По мере роста силы и могущества Русского государства, одну за другой подминавшего под себя "мусульманские юрты" бывшего "Джучиева Улуса", Крым все более превращался в основного противника Москвы на ее южных рубежах. Пребывание русского посольства в Крыму с июля 1563 по cентябрь 1573 года по длительности является беспримерным в истории московско-крымских отношений.

Москва. Посольский приказ.
Дипломаты пересидели там всю опричнину Ивана Грозного и два похода хана Девлет-Гирея I на Москву, узнали о смерти турецкого султана Сулеймана Великолепного и польского короля Сигизмунда II Августа. Русским дипломатам в Крыму противостояли лучшие силы польско-литовской дипломатии во главе с послом в Бахчисарае А. Владыкой, а также могущественный турецкий наместник Кафы Касим-паша.
Разведчик в Крыму
Весной 1563 года, отправляя русское посольство в Крым, Иван Грозный полагал, что оно пробудет там год или два. Формальной целью посольства было извещение хана о взятии русскими войсками Полоцка, причем дипломаты отправились в путь даже без предварительного уведомления крымской стороны. Такая поспешность отражала стремление Грозного как можно скорее восстановить отношения с Крымом.

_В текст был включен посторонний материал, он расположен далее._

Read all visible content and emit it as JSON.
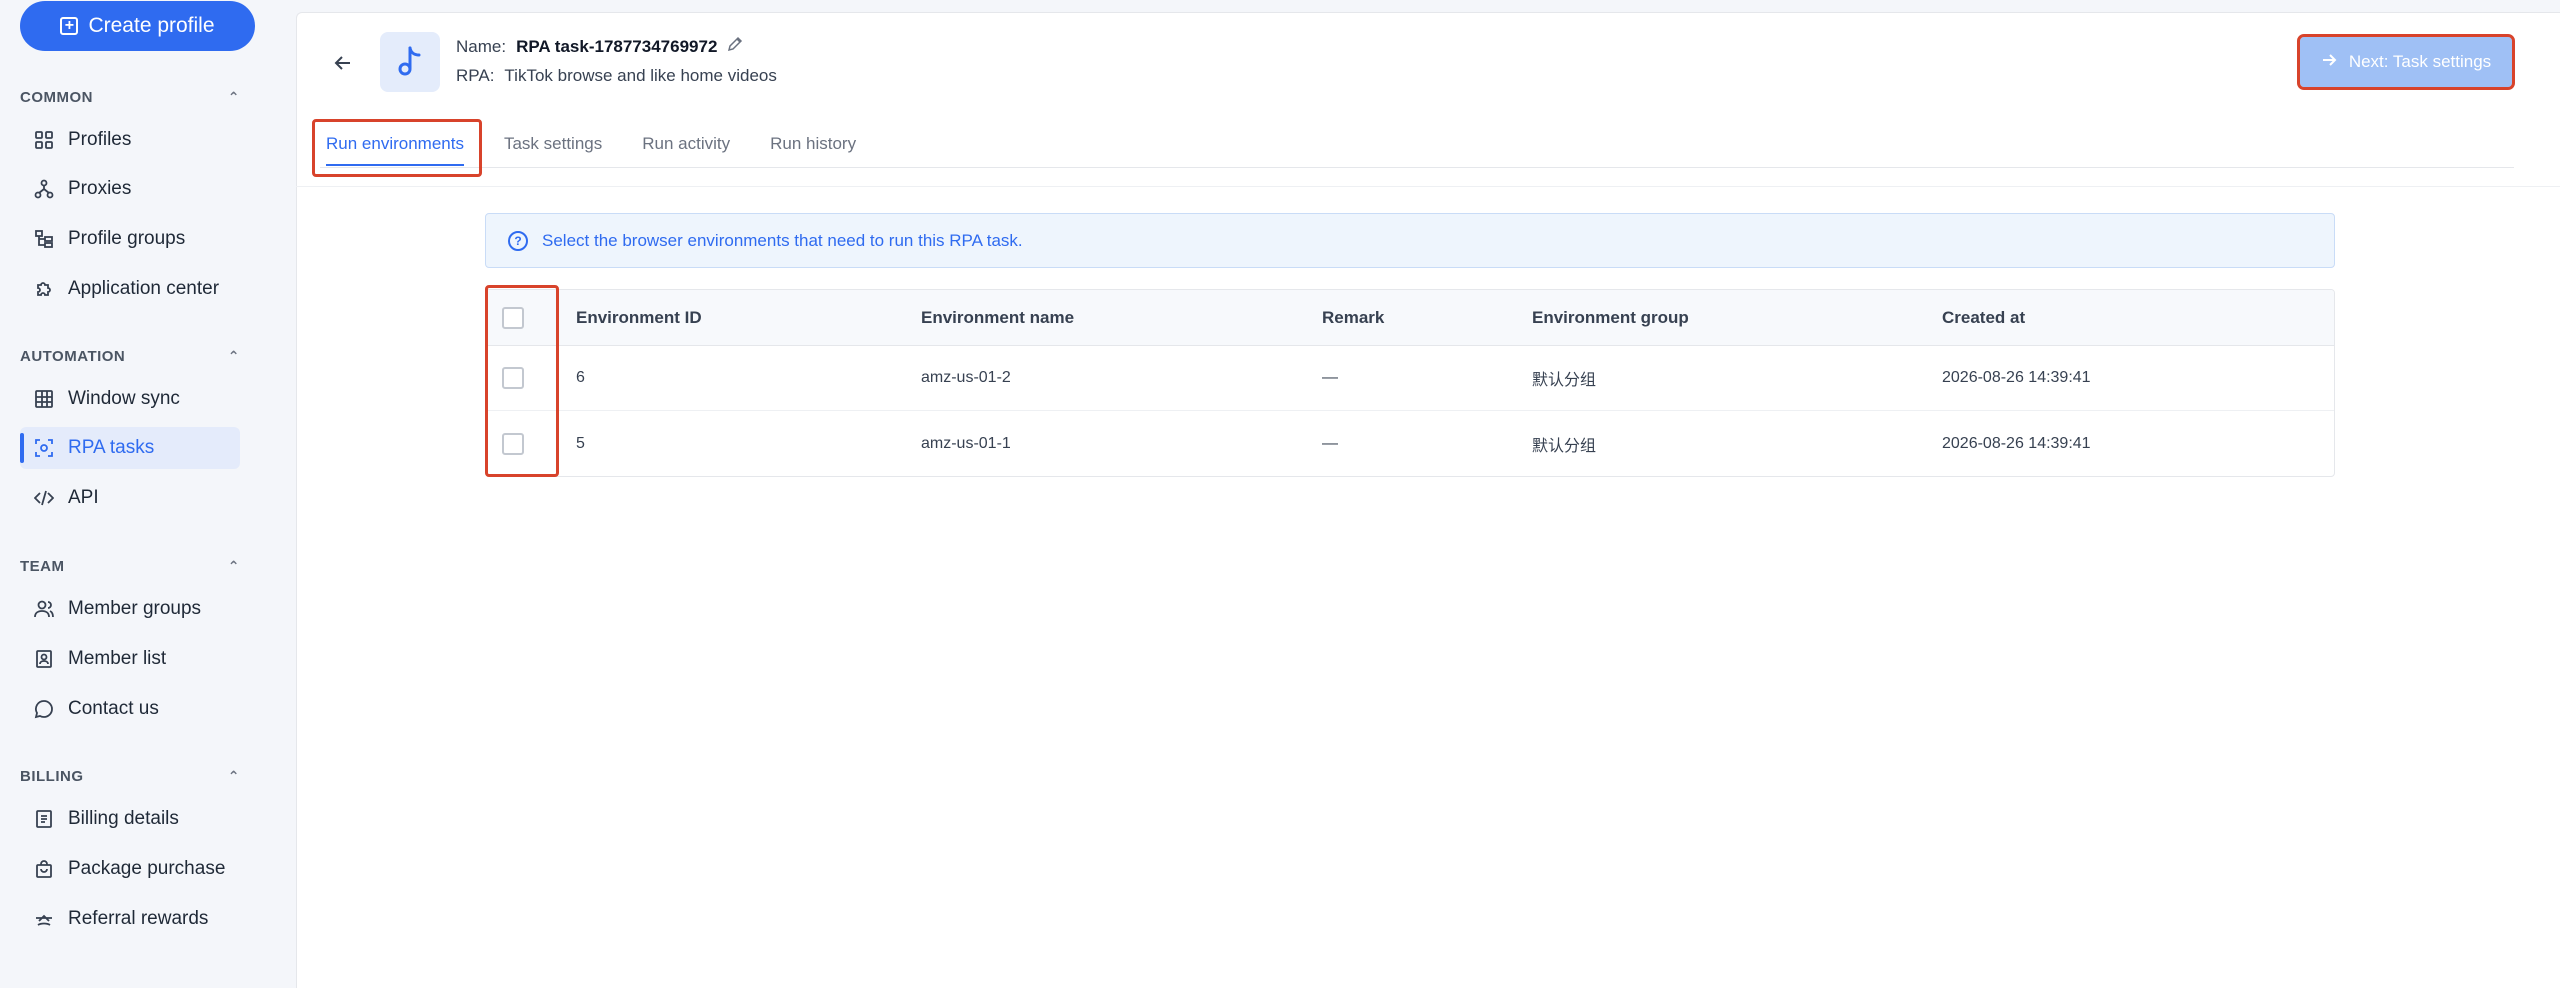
{
  "sidebar": {
    "create_label": "Create profile",
    "sections": {
      "common": "COMMON",
      "automation": "AUTOMATION",
      "team": "TEAM",
      "billing": "BILLING"
    },
    "items": {
      "profiles": "Profiles",
      "proxies": "Proxies",
      "profile_groups": "Profile groups",
      "application_center": "Application center",
      "window_sync": "Window sync",
      "rpa_tasks": "RPA tasks",
      "api": "API",
      "member_groups": "Member groups",
      "member_list": "Member list",
      "contact_us": "Contact us",
      "billing_details": "Billing details",
      "package_purchase": "Package purchase",
      "referral_rewards": "Referral rewards"
    },
    "active_item": "RPA tasks"
  },
  "header": {
    "name_label": "Name:",
    "name_value": "RPA task-1787734769972",
    "rpa_label": "RPA:",
    "rpa_value": "TikTok browse and like home videos",
    "next_button": "Next: Task settings"
  },
  "tabs": [
    {
      "label": "Run environments",
      "active": true
    },
    {
      "label": "Task settings",
      "active": false
    },
    {
      "label": "Run activity",
      "active": false
    },
    {
      "label": "Run history",
      "active": false
    }
  ],
  "info_text": "Select the browser environments that need to run this RPA task.",
  "table": {
    "headers": {
      "id": "Environment ID",
      "name": "Environment name",
      "remark": "Remark",
      "group": "Environment group",
      "created": "Created at"
    },
    "rows": [
      {
        "id": "6",
        "name": "amz-us-01-2",
        "remark": "—",
        "group": "默认分组",
        "created": "2026-08-26 14:39:41"
      },
      {
        "id": "5",
        "name": "amz-us-01-1",
        "remark": "—",
        "group": "默认分组",
        "created": "2026-08-26 14:39:41"
      }
    ]
  },
  "colors": {
    "accent": "#2f6bf0",
    "highlight": "#d8432b",
    "next_button_bg": "#9fc0f5"
  }
}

Послом был назначен Афанасий Федорович Нагой. Он происходил из тверского дворянского рода, проявившего себя на государевой службе со времен Василия III. Отец дипломата - Федор Михайлович Нагой (Немой) был окольничим. Cам Афанасий впервые упоминается в разрядах по 1559 году, когда он находился в свите Ивана IV "с рогатиною", то есть с воинской регалией царя, при возможном движении под Тулу для отражения крымского нападения.
Отправляя Нагого в Крым, Грозный ставил перед ним трудную задачу: добиться нейтрализации военной активности Крыма, не исключая в перспективе возможности русско-крымского союза против Польско-Литовского государства. Дипломату предписывалось возложить ответственность за недавние антикрымские акции Москвы на Дону и на Северном Кавказе на "изменников" во главе с Алексеем Адашевым. Нагому поручалось также дезавуировать действия предыдущего посла в Крыму Федора Загряжского.
Главной целью посольства было заключение русско-крымского договора против общего недруга - "литовского короля". Во второй половине XVI века это была долгая и утомительная процедура. Нагой привез с собой выработанный в Москве проект "докончальной грамоты", к которой прилагалась "шертная грамота" на кипчакском наречии. При нормальном развитии событий хан должен был "принести шерть" - утвердить договор в первоначальном виде. На этом же тексте московский государь в своей столице должен был "человать крест" в присутствии крымского посольства. Затем предполагался размен новых послов и повторное принесение шерти ханом.
Только после этого договор считался вступившим в силу. (На практике такой договор был заключен между Москвой и Бахчисараем только в 1593 году.)
Начало путешествия Нагого в Крыму было удачным. Уже к июлю 1563 года он добился принципиального согласия хана на заключение договора и на размен послов. Затем после долгих переговоров был согласован текст "докончальной грамоты", на котором хан "принес шерть" 2 января 1564 года.
Казалось бы, главная задача посольства решена, и Нагой мог готовиться к отъезду, но "шерть" надлежало утвердить на общем собрании крымской знати, чего противники сближения с Москвой ни за что не допустили бы.
Все это прекрасно понимал коварный хан, предпочитавший тянуть время и требовать новых "великих поминок", то бишь подарков. Заключение договора застопорилось, а затем и вовсе сорвалось, к чему изрядно приложил руку литовский посол Владыка, сколотивший антимосковскую коалицию среди влиятельных людей при ханском дворе. Это был успех польско-литовской дипломатии: отсутствие договора с Крымом ослабляло позиции Грозного при переговорах с приехавшими из Вильно послами.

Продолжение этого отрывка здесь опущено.